Some time after we read the book, my wife saw it on sale while out shopping for the baby and bought several for other new parents in our circle. One friend, upon receiving a copy of the book, told me he believed there was a video somewhere of Samuel L. Jackson reading the book. That reading has been released as an audiobook and it appears on YouTube, but I think Jackson botches the reading by going too much into "frustrated parent" mode. I find the book much funnier if read as if to a child. (Of course, as a first-time parent of a newborn, I could be lacking the context to fully appreciate the Jackson reading. Perhaps I'll revisit that question in a few years...)
Hamming things up for the in-laws, I read the book to my daughter while rocking her after a meal, and ended up with "before and after" pictures, since the baby was crying in the first and sound asleep in the second.
In addition to the style of the prose, I find the illustrations by Ricardo Cortes to be ingenious. He captures the idyllic sensibility of many children's books and the innocence of young children -- as well as the fact that, in any given illustration, the child alone is wide awake.
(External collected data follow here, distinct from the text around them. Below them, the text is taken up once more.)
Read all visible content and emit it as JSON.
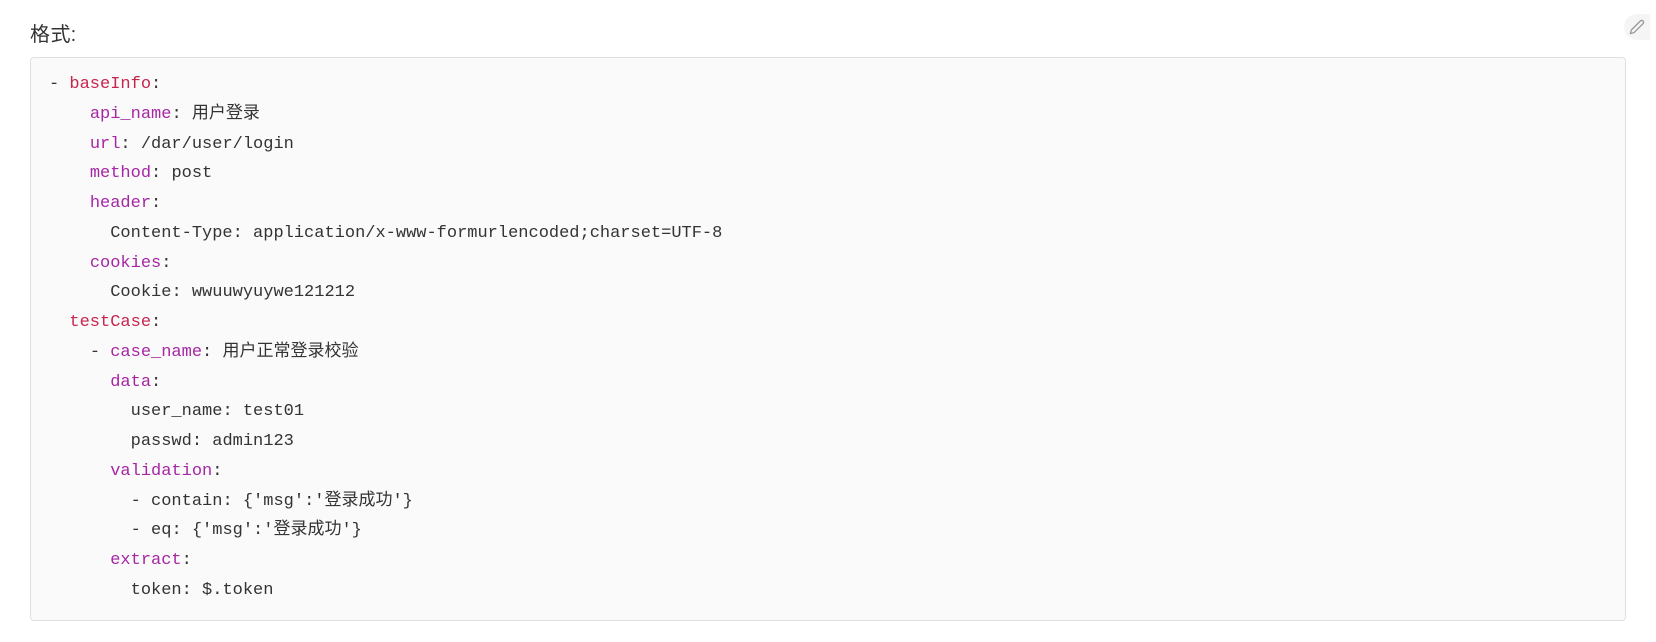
{
  "title": "格式:",
  "dash": "-",
  "colon": ":",
  "code": {
    "baseInfo": {
      "key": "baseInfo",
      "api_name": {
        "key": "api_name",
        "value": "用户登录"
      },
      "url": {
        "key": "url",
        "value": "/dar/user/login"
      },
      "method": {
        "key": "method",
        "value": "post"
      },
      "header": {
        "key": "header",
        "content_type": {
          "key": "Content-Type",
          "value": "application/x-www-formurlencoded;charset=UTF-8"
        }
      },
      "cookies": {
        "key": "cookies",
        "cookie": {
          "key": "Cookie",
          "value": "wwuuwyuywe121212"
        }
      }
    },
    "testCase": {
      "key": "testCase",
      "case_name": {
        "key": "case_name",
        "value": "用户正常登录校验"
      },
      "data": {
        "key": "data",
        "user_name": {
          "key": "user_name",
          "value": "test01"
        },
        "passwd": {
          "key": "passwd",
          "value": "admin123"
        }
      },
      "validation": {
        "key": "validation",
        "contain": {
          "key": "contain",
          "value": "{'msg':'登录成功'}"
        },
        "eq": {
          "key": "eq",
          "value": "{'msg':'登录成功'}"
        }
      },
      "extract": {
        "key": "extract",
        "token": {
          "key": "token",
          "value": "$.token"
        }
      }
    }
  }
}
Part of what makes the book so humorous to me is the juxtaposition of short- and long-range values, along with the focus on the short-range problem of getting a child to -- em -- sleep. Something I've noticed as a parent is that much of what I had imagined would be inconvenient or frustrating -- like changing diapers or having my sleep schedule pretty effectively annihilated -- hasn't been so bad (when it hasn't simply diminished to the status of something-that-has-to-get-done or even been amusing in some unexpected way). The wonderful feeling of being a parent -- described well by Leonard Peikoff recently -- puts such things in perspective much more than I imagined beforehand.